As an example of the latter, two of my highly competitive colleagues are this way. On the rare occasions I've been bird hunting with them, "who has the best dog" becomes some sort of stupid aggravating competition and during football and basketball seasons endless arguments about adopted teams go on and on, in a public setting, on the presumed assumption that everyone likes to watch these verbal jousts.

For that matter, they both like to argue and will engage in verbal sparring on various topics just for sport, and again where everyone else can't avoid them.  Some time ago, I actually intervened to stop their arguments on religion as they were outright insulting to two people here who are members of minoritarian religions.

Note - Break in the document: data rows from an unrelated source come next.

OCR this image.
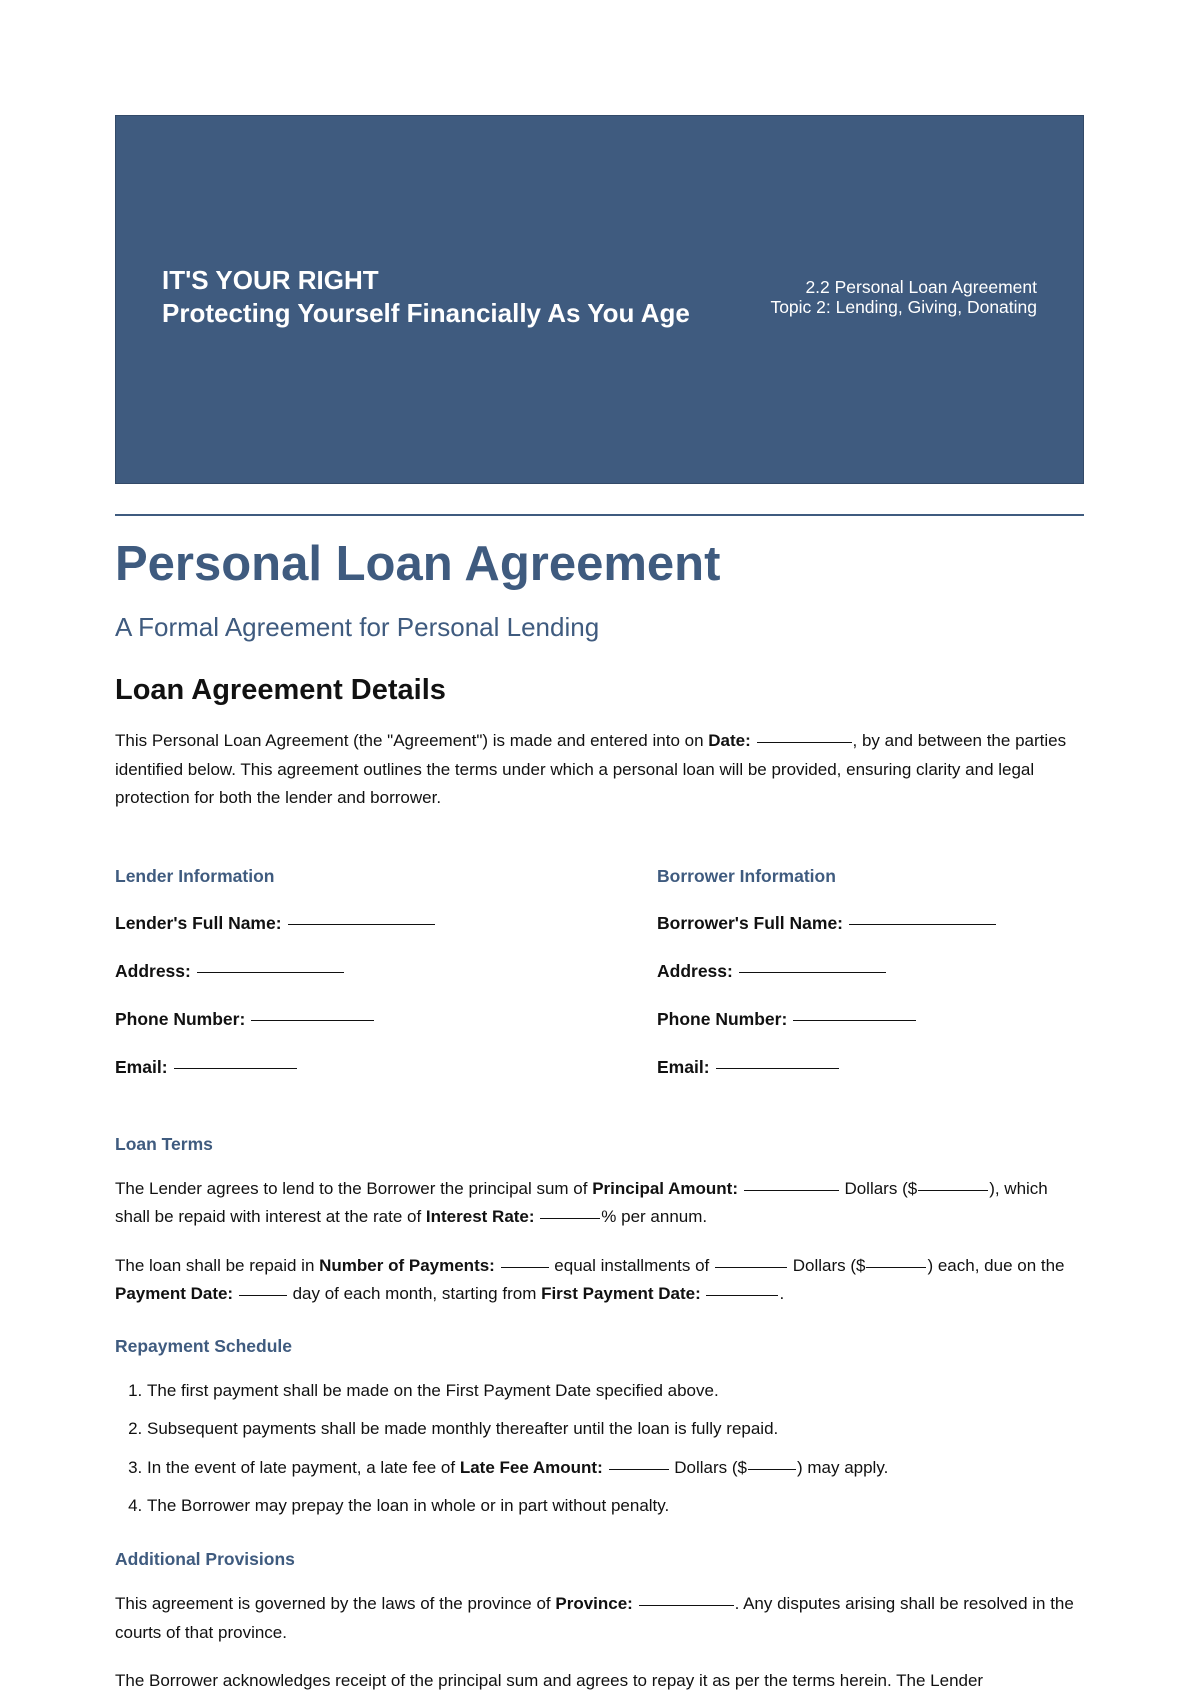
IT'S YOUR RIGHT
Protecting Yourself Financially As You Age
2.2 Personal Loan Agreement
Topic 2: Lending, Giving, Donating
Personal Loan Agreement
A Formal Agreement for Personal Lending
Loan Agreement Details

This Personal Loan Agreement (the "Agreement") is made and entered into on Date:	, by and between the parties identified below. This agreement outlines the terms under which a personal loan will be provided, ensuring clarity and legal protection for both the lender and borrower.

Lender Information
Lender's Full Name:
Address:
Phone Number:
Email:
Borrower Information
Borrower's Full Name:
Address:
Phone Number:
Email:
Loan Terms

The Lender agrees to lend to the Borrower the principal sum of Principal Amount:	Dollars ($	), which shall be repaid with interest at the rate of Interest Rate:	% per annum.

The loan shall be repaid in Number of Payments:	equal installments of	Dollars ($	) each, due on the Payment Date:	day of each month, starting from First Payment Date:	.

Repayment Schedule
1. The first payment shall be made on the First Payment Date specified above.
2. Subsequent payments shall be made monthly thereafter until the loan is fully repaid.
3. In the event of late payment, a late fee of Late Fee Amount:	Dollars ($	) may apply.
4. The Borrower may prepay the loan in whole or in part without penalty.
Additional Provisions

This agreement is governed by the laws of the province of Province:	. Any disputes arising shall be resolved in the courts of that province.

The Borrower acknowledges receipt of the principal sum and agrees to repay it as per the terms herein. The Lender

Oddly, I've found that a lot of former soldiers who really liked the military have the same mindset and don't follow team sports.  I think I know the reason why, but I'll deal with it in some other thread.

2.  I've actually had "we'll play trivia" thrown out as an educement to attend something, which nearly guarantees that I'll try to avoid it.  It's not that I mind trivia topics, or trivial pursuit as a game, but I don't want to compete with people out of a close circle who don't care if I win or lose.  I really hate being made the presumed champion who will carry a team to victory as its stress I really don't need.